The Bible Institute had begun classes in 1889, and one year later President Benjamin Harrison designated Chicago as the site of the World’s Columbian Exposition. When this elegant world’s fair opened May 1, 1893, Moody the evangelist was ready. He had invited singers, speakers and noted evangelists from the United States and abroad to join him in an international outreach at various sites near the exposition, located just eight miles from the Bible Institute.
But where would he house the various guests that would come and go during the fair? One year earlier the Bible Institute had added two floors to the 153 Building, the first structure on campus. The additional floors would increase the dorm space for male students. It wasn’t fully occupied, however, so Moody and his team made the Institute the headquarters for the crusade.
Three hundred out-of-towners and preachers came, many staying in “Hotel Moody,” along with some students who participated as counselors and helpers. Preachers from Germany, Poland, Russia and France led services for international guests in their native languages.
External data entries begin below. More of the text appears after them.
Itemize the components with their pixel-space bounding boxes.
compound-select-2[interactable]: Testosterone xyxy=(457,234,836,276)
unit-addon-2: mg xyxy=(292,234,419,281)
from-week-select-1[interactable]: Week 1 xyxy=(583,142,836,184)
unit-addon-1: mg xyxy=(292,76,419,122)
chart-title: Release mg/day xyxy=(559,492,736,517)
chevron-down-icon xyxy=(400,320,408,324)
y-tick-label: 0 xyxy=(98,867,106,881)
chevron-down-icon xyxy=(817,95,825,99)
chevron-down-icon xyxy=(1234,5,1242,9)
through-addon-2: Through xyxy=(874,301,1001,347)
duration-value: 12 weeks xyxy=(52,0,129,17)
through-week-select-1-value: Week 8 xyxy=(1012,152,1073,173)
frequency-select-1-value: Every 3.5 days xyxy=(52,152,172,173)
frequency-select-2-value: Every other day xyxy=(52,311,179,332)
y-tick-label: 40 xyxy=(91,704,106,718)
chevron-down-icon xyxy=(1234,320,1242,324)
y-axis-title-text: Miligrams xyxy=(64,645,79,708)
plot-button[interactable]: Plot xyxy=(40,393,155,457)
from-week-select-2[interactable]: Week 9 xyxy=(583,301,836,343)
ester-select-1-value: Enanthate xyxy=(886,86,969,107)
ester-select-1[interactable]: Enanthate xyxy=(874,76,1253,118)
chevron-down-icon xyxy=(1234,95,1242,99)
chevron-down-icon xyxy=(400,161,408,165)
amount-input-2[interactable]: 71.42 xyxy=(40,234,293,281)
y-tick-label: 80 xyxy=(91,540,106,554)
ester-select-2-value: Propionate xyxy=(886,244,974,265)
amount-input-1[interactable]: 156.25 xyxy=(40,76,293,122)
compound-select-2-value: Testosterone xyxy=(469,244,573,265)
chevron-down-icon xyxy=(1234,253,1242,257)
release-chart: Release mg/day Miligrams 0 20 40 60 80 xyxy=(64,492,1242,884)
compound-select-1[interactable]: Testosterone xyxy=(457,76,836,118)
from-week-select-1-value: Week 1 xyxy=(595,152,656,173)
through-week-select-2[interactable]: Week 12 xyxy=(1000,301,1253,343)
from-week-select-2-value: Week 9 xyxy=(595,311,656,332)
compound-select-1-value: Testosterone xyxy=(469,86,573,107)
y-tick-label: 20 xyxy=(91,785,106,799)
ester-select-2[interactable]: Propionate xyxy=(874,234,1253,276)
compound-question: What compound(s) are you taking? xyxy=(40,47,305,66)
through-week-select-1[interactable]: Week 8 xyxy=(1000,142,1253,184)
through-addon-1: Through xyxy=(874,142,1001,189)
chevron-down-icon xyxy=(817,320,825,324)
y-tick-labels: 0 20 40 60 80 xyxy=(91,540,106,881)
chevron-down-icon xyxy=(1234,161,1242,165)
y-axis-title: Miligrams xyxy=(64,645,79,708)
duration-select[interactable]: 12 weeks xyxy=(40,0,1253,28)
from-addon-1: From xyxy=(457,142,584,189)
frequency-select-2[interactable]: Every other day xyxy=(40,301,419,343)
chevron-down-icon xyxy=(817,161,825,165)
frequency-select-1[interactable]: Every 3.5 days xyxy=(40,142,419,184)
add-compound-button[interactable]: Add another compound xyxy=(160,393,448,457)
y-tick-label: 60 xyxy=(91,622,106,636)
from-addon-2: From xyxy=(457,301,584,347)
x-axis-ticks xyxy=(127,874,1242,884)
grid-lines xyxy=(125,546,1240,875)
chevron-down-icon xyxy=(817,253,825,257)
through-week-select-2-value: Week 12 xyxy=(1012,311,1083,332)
And at the end of a long day and evening, they would return to the Bible Institute for a good night’s sleep.
That is just one of several surprise discoveries I made while doing research for The MBI Story, a book that chronicles 125 years of Institute history as Moody Bible Institute celebrates its anniversary this year.
Here are three others:
R. A. Torrey, president from 1899 (upon Moody’s death) to 1904, later would become dean of the Bible Institute of Los Angeles. As the second president of Moody Bible Institute and the first dean of the Bible Institute of Los Angeles (now Biola University), Torrey became “the only man to have been head of the two largest Bible institutes in the world,” according to Will Houghton, Moody’s fourth president.
Equally amazing, President Houghton had been a vaudeville comedian before he sensed God’s call into the ministry. He left the theatrical genre to become a song leader, singer and, eventually, a preacher. His own spiritual turnaround caught the attention of audiences. When thenMoody President James Gray heard the gifted pastor of Calvary Baptist Church in downtown Manhattan, he declared, “There is the man to follow me at the Institute.”
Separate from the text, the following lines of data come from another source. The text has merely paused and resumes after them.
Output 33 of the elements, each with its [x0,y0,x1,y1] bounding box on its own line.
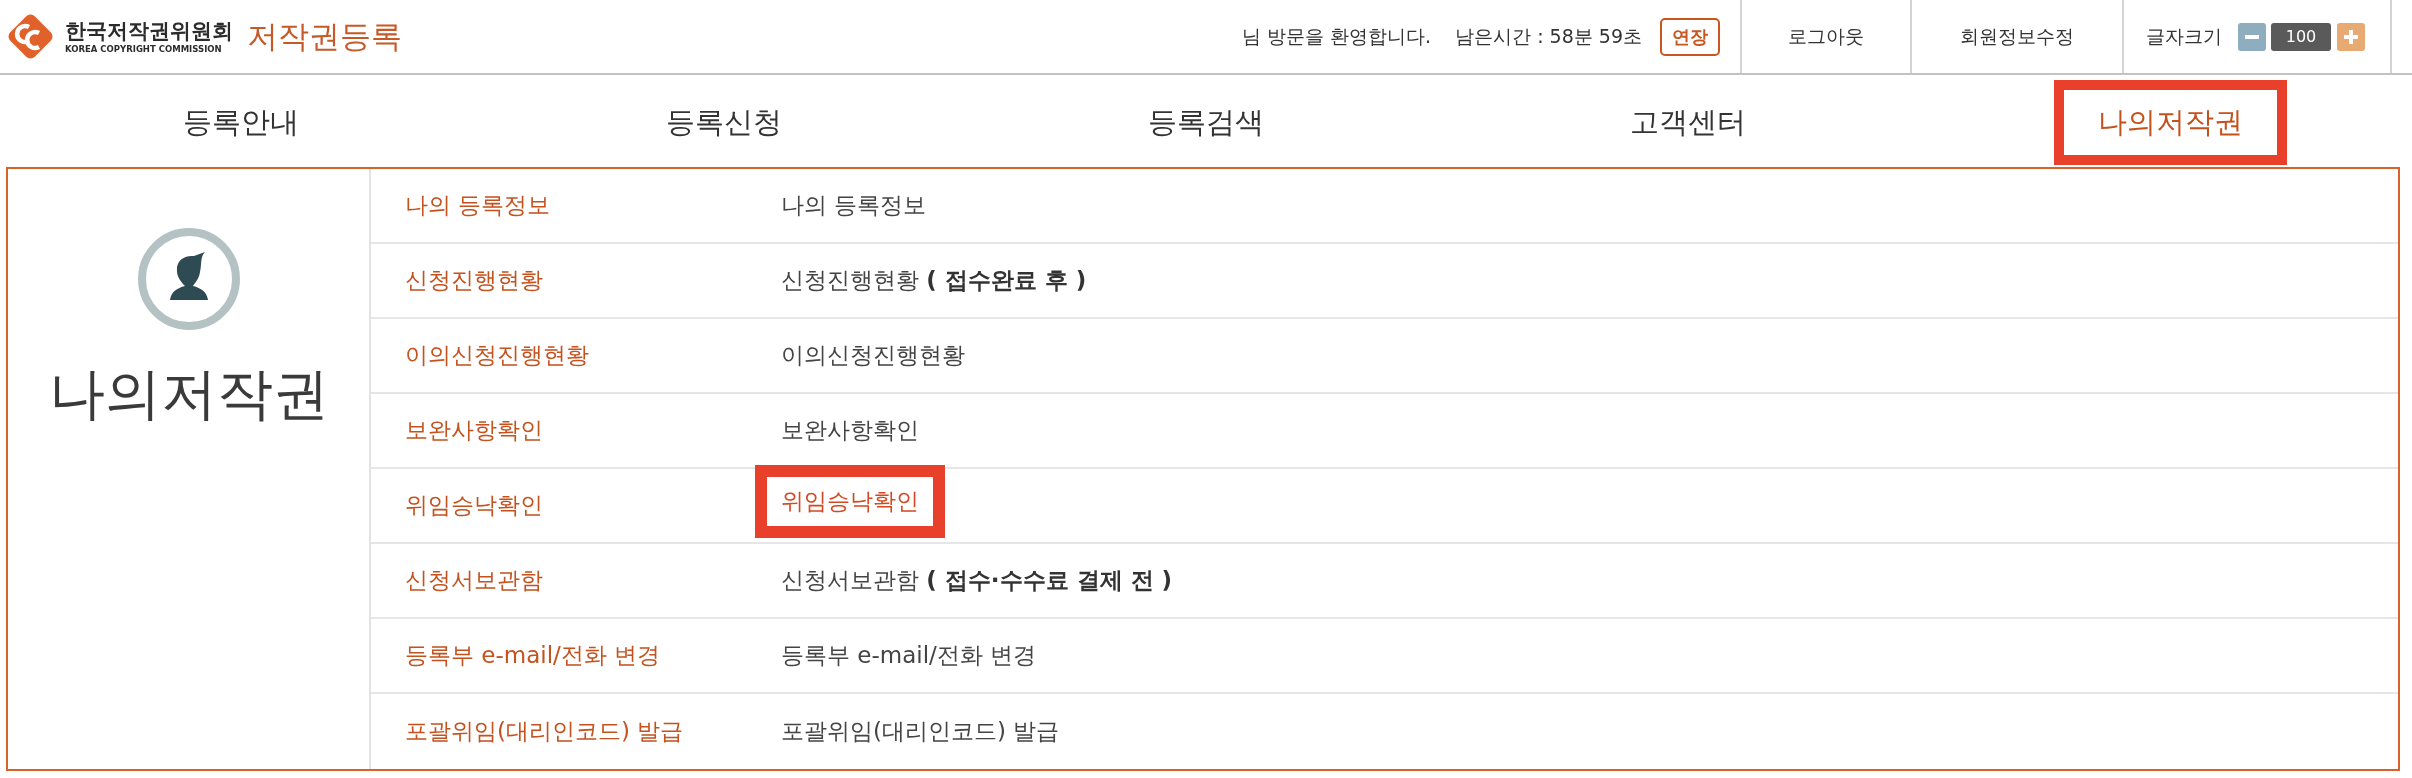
header-link[interactable]: 로그아웃 [1740,0,1910,73]
header-link[interactable]: 회원정보수정 [1910,0,2122,73]
person-icon [136,227,241,331]
panel-title: 나의저작권 [48,360,329,428]
menu-category: 이의신청진행현황 [405,341,590,370]
menu-category: 등록부 e-mail/전화 변경 [405,641,662,670]
welcome-text: 님 방문을 환영합니다. [1242,23,1432,49]
menu-link[interactable]: 나의 등록정보 [781,190,927,221]
menu-category: 나의 등록정보 [405,191,552,220]
menu-link[interactable]: 신청진행현황 ( 접수완료 후 ) [781,265,1087,296]
menu-link[interactable]: 포괄위임(대리인코드) 발급 [781,716,1060,747]
menu-link[interactable]: 보완사항확인 [781,415,919,446]
extend-button[interactable]: 연장 [1660,17,1720,56]
menu-link[interactable]: 등록부 e-mail/전화 변경 [781,640,1037,671]
logo-subtitle: KOREA COPYRIGHT COMMISSION [65,44,223,55]
menu-category: 포괄위임(대리인코드) 발급 [405,717,685,746]
menu-link[interactable]: 이의신청진행현황 [781,340,965,371]
menu-category: 위임승낙확인 [405,491,544,520]
remaining-time: 남은시간 : 58분 59초 [1455,23,1642,49]
site-title[interactable]: 저작권등록 [247,15,402,58]
menu-link[interactable]: 신청서보관함 ( 접수·수수료 결제 전 ) [781,565,1173,596]
plus-icon [2344,29,2358,44]
menu-category: 신청진행현황 [405,266,544,295]
menu-category: 신청서보관함 [405,566,544,595]
minus-icon [2245,34,2259,39]
font-size-value: 100 [2271,22,2331,51]
nav-tab[interactable]: 나의저작권 [2054,80,2288,165]
increase-font-button[interactable] [2337,22,2365,51]
decrease-font-button[interactable] [2238,22,2266,51]
logo-title: 한국저작권위원회 [65,18,233,44]
font-size-label: 글자크기 [2146,23,2222,49]
menu-category: 보완사항확인 [405,416,544,445]
menu-link[interactable]: 위임승낙확인 [755,464,945,538]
A fourth discovery is the modern, much-in demand athletic facility known as the Solheim Center. I was a student and employee in the days of the cramped North Hall and I remember the cracker box court that gave players at most three feet before they would crash into the end wall.
I marvel at the Solheim, with its three side-by-side basketball courts. From 1991–2005 the NBA held its rookie camp here, and in the 1990s three different U.S.A. basketball teams trained at the Solheim before winning gold medals in international competition. Today, NBA teams still practice here before facing the Chicago Bulls at the United Center. What a blessing from God this spacious, modern facility is—one of several surprise developments during Moody’s 125 years.